The city is attempting to address the years-long local child-care crisis.
Global News has spoken to many parents facing a predicament of quitting their jobs, leaving town, doling out more money to hire nannies, or considering unlicenced, home-based child care due to the shortage.
Child care providers have said the root of the problem is a lack of qualified staff to fill all the licenced spaces available and the lack of local post-secondary early childhood education (ECE) certification options.
The city of Penticton analyzed the feedback from parents, caregivers and child-care providers and developed a draft action plan to improve access to high quality, accessible, and affordable child care.
The first suggested priority is to increase access to child care by endorsing space creation targets of 722 new spaces for Penticton by 2030, creating an inventory of prospective land opportunities for child-care development, and working with the school district to open more before- and after-school programs.

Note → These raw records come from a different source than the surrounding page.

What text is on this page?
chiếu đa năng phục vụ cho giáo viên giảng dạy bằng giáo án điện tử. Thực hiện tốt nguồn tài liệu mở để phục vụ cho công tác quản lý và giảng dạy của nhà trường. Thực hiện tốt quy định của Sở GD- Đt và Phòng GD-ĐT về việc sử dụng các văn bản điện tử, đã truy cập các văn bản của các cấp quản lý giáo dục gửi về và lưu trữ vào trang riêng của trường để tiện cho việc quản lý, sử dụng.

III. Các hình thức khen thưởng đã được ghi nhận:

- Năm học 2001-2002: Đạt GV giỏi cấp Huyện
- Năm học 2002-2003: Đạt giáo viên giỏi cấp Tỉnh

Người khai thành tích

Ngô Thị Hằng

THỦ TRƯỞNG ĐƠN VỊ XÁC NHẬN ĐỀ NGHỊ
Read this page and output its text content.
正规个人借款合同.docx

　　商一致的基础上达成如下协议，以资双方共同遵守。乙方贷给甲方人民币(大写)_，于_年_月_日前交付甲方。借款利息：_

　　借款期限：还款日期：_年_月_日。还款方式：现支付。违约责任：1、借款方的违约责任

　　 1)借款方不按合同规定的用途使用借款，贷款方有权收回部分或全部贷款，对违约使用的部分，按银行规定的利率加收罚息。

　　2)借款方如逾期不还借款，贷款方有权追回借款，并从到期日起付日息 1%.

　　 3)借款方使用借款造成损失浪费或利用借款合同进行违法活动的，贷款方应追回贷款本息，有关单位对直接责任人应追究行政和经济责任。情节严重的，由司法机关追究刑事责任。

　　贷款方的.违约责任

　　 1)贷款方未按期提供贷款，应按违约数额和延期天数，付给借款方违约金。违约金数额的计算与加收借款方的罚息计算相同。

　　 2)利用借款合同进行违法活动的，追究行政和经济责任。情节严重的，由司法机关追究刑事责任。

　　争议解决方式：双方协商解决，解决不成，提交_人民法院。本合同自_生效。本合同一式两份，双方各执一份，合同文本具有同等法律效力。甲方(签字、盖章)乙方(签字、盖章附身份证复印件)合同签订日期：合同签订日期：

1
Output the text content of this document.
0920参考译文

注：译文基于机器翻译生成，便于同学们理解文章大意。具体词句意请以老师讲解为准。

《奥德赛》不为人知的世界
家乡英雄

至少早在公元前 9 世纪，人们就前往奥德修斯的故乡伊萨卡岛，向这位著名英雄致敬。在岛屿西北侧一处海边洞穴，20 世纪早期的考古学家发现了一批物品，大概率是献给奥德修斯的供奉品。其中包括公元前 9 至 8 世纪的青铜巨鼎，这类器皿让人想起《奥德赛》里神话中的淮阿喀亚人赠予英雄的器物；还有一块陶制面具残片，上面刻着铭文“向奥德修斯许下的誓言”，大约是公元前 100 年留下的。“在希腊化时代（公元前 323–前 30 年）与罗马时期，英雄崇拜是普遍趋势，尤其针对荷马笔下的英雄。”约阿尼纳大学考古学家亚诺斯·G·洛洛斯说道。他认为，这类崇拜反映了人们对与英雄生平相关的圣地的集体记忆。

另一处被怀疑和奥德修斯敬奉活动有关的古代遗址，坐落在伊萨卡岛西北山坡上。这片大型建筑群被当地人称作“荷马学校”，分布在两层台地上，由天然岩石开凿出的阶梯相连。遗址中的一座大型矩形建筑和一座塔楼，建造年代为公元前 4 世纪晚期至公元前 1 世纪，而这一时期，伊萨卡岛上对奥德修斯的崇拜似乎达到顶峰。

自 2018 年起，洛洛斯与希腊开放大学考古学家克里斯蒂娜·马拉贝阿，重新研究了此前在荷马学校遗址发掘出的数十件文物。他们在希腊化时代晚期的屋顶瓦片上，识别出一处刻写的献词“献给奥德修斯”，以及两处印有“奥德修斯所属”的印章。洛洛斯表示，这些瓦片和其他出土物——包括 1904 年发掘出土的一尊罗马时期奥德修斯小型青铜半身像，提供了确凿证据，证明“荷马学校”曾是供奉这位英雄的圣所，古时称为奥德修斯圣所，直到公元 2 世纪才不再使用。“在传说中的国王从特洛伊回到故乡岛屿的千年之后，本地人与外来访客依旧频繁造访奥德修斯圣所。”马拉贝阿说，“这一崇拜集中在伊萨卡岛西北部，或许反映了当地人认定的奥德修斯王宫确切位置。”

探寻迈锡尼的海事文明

On a policy level, the proposal says child care should be linked to housing initiatives, the city should lobby the province for capital funding to build new child-care spaces, and create a city child-care facilitator position to assist applicants with city processes.
The draft action plan suggests making it easier for operators to open new child-care facilities by reducing application fees, streamlining inspections, and promoting a grant program.
The proposal suggests updating the city’s website to add child-care information for parents who are looking for care and explore the feasibility of establishing and maintaining a centralized child-care waitlist.
Currently, parents must contact each child-care facility individually to add their names to a waitlist and there is no mechanism for families to confirm or monitor their spot.
To make child care more affordable, the preliminary plan suggests leasing local government land to non-profit child-care providers at below-market and affordable lease rates and ensure the savings are passed on to families.
On labour shortages, the proposal suggests the city should advocate senior levels of government to increase compensation for child-care workers to improve recruitment and retention.
To create more local jobs, the proposal suggests the city work with the school district to explore a dual credit ECE program for high school students and work with providers to offer ECE practicums while developing new partnerships with post-secondary institutions to offer more ECE training programs.
The findings and proposed action plan will be shared with city council in January.
Meanwhile, the city is soliciting feedback on replacing the aging Edmonton Avenue Centre building in Kiwanis Park with a new facility to provide 116 child-care spaces.
The province recently awarded a $2.9-million grant to build the new child-care facility in Penticton.